Research to Reduce Opioid Abuse
Samantha Hano '22
Public health sciences and Psychology, Commonwealth Honors College
“I’ve always had a desire to help people who have challenges and are struggling with life. I believe an individual can make changes that can create a domino effect to improve the lives of the vulnerable and overlooked.”
A courthouse is a nexus of troubled people—many with opioid use disorder. At the Holyoke, Massachusetts, District Court, a new program brings same-day access to medications and other treatment right to the courthouse. When UMass Amherst junior Samantha Hano heard about this program, called HEART, she saw a way to put her two majors—psychology and public health—to work to reduce opioid overdoses.
“This was my dream internship,” she says.
Well aware that opioid use disorder is a massive and complex problem, Samantha was nevertheless confident that her UMass education had given her the tools to contribute to the project. HEART (Holyoke Early Access to Recovery Treatment) was founded in March 2020 by Judge William P. Hadley. UMass Amherst public health interns are assisting in the development, implementation, and evaluation of the program, advised by Associate Professor of Public Health Elizabeth Evans.
During the course of the year, alongside fellow UMass interns Amelia Bailey ’24G and Kene Orakwue ’21, Samantha conducted research, planning, and evaluation of the innovative HEART program. She studied comparable programs in other locations, designed an evaluation plan, solicited feedback on the program’s functionality, adapted the program for remote access due to COVID -19, and created a comprehensive report on the HEART initiative.
Evans calls Samantha instrumental in the program’s implementation. “Her work is an excellent example of student-led research that is community engaged and impactful,” she says.
Collaboration among healthcare providers, the criminal justice system, and more than 10 community- based agencies will be essential to HEART’s success. Samantha and others interviewed key stakeholders for program input, educated court personnel about the program, and created materials to advertise HEART to the community.

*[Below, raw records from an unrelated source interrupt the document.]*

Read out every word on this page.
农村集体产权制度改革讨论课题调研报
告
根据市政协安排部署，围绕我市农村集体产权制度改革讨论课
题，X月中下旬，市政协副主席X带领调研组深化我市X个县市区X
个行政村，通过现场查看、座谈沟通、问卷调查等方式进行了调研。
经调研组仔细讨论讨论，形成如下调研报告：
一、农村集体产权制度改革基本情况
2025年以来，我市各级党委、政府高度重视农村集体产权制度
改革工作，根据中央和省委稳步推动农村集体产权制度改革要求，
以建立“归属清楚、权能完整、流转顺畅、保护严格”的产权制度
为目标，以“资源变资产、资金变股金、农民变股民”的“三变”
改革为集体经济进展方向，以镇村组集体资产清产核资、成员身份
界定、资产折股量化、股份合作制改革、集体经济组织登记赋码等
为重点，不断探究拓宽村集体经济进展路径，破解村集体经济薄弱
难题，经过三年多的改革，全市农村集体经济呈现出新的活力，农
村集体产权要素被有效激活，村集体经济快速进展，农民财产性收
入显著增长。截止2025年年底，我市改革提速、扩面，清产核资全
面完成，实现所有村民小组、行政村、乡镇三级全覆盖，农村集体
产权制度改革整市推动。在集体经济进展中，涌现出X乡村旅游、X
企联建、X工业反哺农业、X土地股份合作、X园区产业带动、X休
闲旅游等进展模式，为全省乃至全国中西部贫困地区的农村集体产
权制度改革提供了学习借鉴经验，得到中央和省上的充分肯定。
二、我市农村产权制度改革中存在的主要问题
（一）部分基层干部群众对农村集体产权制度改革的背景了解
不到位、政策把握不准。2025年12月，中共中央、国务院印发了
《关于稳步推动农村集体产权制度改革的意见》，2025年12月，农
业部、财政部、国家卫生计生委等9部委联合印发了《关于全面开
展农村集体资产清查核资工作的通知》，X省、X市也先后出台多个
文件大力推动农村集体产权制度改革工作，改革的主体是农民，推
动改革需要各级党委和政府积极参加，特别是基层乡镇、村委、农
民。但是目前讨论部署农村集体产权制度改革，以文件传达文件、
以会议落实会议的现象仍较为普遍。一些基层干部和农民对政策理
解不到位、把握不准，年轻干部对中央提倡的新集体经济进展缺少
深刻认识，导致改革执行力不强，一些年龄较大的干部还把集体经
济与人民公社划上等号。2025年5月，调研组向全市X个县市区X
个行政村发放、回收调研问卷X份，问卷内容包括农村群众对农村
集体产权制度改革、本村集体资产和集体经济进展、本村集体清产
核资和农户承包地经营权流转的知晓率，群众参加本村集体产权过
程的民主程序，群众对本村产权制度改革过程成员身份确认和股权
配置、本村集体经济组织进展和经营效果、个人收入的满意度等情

When it came time to roll the program out at the Holyoke courthouse and explain HEART to people with substance abuse disorders, Samantha got the frontline experience she craved. “The judge encourages people with substance abuse disorders who come to the court for an arraignment, a hearing, or another reason to walk right down the hall to meet with a UMass intern and then immediately get connected to a recovery coach and clinician,” she explains. “When I spoke with these individuals, any preconceived notions I still held of persons with substance abuse disorder were shattered. It affects all walks of life, all genders, all ages, all ethnicities, all backgrounds. It’s a disease that plagues all individuals.”
Drawing on her education in psychology and her training in motivational interviewing, Samantha used her communication skills to encourage people to make positive change. “I made an intention to always speak in a kind and nonjudgmental tone,” she says.
This summer Samantha will help train a new cohort of HEART interns. She says that her experience with the program has strengthened her desire to work in community health planning or criminal justice reform. She plans to pursue a master’s of public health degree and possibly a doctorate in psychology.
The results of her HEART-related research, she says, “transcended my expectations of where my hard work could lead.”